Report: Communications failure led to shooting of 3 hostages

The fact that three hostages had left a sign calling on the IDF to rescue them was not conveyed to the Kfir Brigade’s 17th Battalion when they relieved another battalion in Shejaiya on Friday morning, leading to the hostages being mistakenly shot and killed by IDF forces, Kan News reported.

In addition, soldiers from the unit involved in the incident said that the soldier who shot the first two hostages, Alon Shamriz and Samer Talalka, did not see the white flag they had been carrying.

He opened fire because, in the briefing he received the shooter was told that the entire area north of the building from which the hostages emerged constituted a combat zone without the presence of IDF forces and therefore he was allowed to shoot at any suspicious character in that area.

According to the report, the current investigation into the incident focuses on the shooting of the third victim, Yotam Haim, which occurred even after the battalion commander yelled “cease fire,” and after Haim was injured and ran back into the building.

Initial findings from the investigation, which was carried under the auspices of IDF Chief of Staff Herzi Halevi himself, show that an IDF marksman who was within the structure identified, at about 10:00, in broad daylight and good viewing conditions, the three hostages as suspicious, despite the fact that they were unarmed.

  • The hostages were walking without shirts, in the neighborhood’s streets, a few dozen meters from the building in which the soldiers were. One of the hostages was holding a white flag, yet the marksman fired precise bullets at him.

The marksman hit two of the hostages with his TRIJICON VIEWER, which magnifies objects to four times what the naked eye can see.

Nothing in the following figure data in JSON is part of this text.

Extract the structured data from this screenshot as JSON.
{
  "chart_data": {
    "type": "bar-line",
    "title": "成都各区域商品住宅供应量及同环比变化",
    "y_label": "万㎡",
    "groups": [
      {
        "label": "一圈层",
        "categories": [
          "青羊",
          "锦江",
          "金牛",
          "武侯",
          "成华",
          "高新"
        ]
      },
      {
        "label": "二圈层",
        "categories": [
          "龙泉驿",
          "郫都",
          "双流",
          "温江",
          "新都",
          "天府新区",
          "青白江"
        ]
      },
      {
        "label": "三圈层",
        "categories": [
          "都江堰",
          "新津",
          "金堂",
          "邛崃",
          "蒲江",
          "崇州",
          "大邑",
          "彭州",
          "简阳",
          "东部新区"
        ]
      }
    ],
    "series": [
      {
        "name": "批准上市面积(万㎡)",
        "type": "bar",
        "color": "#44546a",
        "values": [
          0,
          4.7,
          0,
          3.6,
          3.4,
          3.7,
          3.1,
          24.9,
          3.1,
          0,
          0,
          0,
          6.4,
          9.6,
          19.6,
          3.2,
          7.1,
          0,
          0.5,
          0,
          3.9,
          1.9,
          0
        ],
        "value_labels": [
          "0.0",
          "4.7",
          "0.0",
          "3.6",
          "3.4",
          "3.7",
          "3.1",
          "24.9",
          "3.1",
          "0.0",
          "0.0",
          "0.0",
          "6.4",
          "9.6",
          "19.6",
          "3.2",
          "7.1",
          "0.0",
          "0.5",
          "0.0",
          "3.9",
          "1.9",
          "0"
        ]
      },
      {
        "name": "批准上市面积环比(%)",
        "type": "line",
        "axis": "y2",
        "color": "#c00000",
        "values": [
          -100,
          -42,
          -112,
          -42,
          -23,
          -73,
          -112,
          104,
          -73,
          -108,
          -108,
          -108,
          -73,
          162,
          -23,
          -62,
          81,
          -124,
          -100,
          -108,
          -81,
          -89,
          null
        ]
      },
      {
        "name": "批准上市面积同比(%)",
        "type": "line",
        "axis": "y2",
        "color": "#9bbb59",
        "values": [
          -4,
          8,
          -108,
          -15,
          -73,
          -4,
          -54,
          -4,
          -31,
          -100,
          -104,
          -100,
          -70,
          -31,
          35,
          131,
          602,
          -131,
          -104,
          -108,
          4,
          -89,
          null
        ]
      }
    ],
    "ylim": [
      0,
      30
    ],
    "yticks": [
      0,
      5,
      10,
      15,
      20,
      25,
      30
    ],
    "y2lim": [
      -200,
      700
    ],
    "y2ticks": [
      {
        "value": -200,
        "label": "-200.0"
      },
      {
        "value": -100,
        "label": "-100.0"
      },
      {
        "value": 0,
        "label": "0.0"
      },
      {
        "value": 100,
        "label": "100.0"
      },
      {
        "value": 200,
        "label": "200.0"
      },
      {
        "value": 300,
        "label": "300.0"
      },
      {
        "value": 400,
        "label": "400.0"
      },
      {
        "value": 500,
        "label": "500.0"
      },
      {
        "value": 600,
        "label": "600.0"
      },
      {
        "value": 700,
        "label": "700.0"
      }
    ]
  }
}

  • The third managed to run towards a nearby building. Immediately after the shots were fired, the marksman yelled, “Terrorists!”
  • The battalion’s commander was also in the building, and ordered the fire to stop because he decided to begin a raid on the building the third hostage – who was still viewed as suspicious by the forces – had run to.
  • The forces, led by the battalion commander, arrived at the building where the third suspect-hostage was, and from a distance of a few dozen meters away, they heard cries in Hebrew of, “save me.”
  • Despite this, the forces decided to attack the building, call out to the person within it to exit, and when he came out of the stairwell, at least one fighter in the force fired towards him at close range.